Frank Morris from member station KCUR has more.

FRANK MORRIS, BYLINE: Like most hog farmers, Brent Sandidge in Missouri has been losing money lately.

BRENT SANDIDGE: We've had a drought, and record high feed prices, so that would be the last thing you'd need, another hit.

MORRIS: But that hit came this spring for some with the Porcine Epidemic Diarrhea Virus.

Bob Morrison at the University of Minnesota says the excrement from infected pigs is loaded with the bug.

BOB MORRISON: So you've got a fire hose of virus coming out, and the U.S. industry has no immunity to this virus.

MORRIS: If one pig on a farm gets it, they all do. The youngest die.

LISA BECTON: Right now, there is no cure.

MORRIS: Lisa Becton at National Pork Board says farmers were already on high alert to keep pathogens from other pig farms out of their own.

BECTON: Making sure people aren't bringing in dirty equipment, or boots or coveralls.

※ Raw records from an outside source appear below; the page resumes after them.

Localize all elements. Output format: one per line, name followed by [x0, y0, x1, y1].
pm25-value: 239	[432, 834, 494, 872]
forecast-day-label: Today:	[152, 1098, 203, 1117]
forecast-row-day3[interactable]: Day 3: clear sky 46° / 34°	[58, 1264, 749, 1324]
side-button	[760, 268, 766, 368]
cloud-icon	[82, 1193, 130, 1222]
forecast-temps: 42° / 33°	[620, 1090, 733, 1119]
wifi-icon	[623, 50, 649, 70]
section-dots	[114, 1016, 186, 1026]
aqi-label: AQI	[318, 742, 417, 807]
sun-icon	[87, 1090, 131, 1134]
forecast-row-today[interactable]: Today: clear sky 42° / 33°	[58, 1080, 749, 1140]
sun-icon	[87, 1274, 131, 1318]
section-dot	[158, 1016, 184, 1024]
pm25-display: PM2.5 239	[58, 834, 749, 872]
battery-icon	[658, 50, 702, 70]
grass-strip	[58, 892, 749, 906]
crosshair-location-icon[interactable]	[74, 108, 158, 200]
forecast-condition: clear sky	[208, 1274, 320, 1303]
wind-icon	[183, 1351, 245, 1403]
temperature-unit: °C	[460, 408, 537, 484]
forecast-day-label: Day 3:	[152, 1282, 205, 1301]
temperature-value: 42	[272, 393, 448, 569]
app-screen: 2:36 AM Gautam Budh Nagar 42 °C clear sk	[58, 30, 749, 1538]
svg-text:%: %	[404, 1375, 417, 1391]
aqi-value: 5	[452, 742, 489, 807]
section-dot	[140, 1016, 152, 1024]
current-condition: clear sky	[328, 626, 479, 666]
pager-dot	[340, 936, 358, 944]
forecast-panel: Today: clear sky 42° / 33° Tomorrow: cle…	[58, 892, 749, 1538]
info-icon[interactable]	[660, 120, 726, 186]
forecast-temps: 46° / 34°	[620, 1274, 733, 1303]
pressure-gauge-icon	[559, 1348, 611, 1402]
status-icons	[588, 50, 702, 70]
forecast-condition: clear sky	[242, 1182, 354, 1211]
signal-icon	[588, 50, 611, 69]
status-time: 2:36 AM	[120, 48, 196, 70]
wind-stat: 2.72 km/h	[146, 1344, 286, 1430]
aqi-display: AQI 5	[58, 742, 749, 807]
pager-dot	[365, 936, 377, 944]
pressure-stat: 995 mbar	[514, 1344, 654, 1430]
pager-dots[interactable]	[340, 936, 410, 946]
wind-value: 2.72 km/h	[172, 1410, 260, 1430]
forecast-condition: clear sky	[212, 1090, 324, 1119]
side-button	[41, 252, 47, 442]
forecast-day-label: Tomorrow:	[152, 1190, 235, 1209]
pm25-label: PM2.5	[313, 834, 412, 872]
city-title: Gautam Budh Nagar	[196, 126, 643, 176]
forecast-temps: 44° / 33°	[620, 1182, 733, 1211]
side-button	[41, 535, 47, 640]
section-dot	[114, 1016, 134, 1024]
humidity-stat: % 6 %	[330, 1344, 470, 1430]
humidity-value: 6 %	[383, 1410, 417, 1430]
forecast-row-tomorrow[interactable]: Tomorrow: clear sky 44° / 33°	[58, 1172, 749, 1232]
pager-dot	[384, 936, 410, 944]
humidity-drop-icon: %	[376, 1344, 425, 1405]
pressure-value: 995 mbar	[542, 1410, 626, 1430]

MORRIS: That hasn't quite done the trick. The virus has spread to 15 states, though only about 300 farms, infecting a small percentage of U.S. pigs - no people, by the way. Humans can't get it.

Meanwhile, scientists like Hank Harris are on the offensive.

HANK HARRIS: We're in the process of developing a vaccine for the PED virus.

MORRIS: Harris, at Iowa State, had been thinking about a vaccine for Asia, where the disease has killed millions of pigs.

HARRIS: As soon as this occurred in the United States, we were able to get the correct sequence of the virus, actually off the Internet.

MORRIS: They hope the vaccine will be ready for market by fall.

For NPR News, I'm Frank Morris in Kansas City.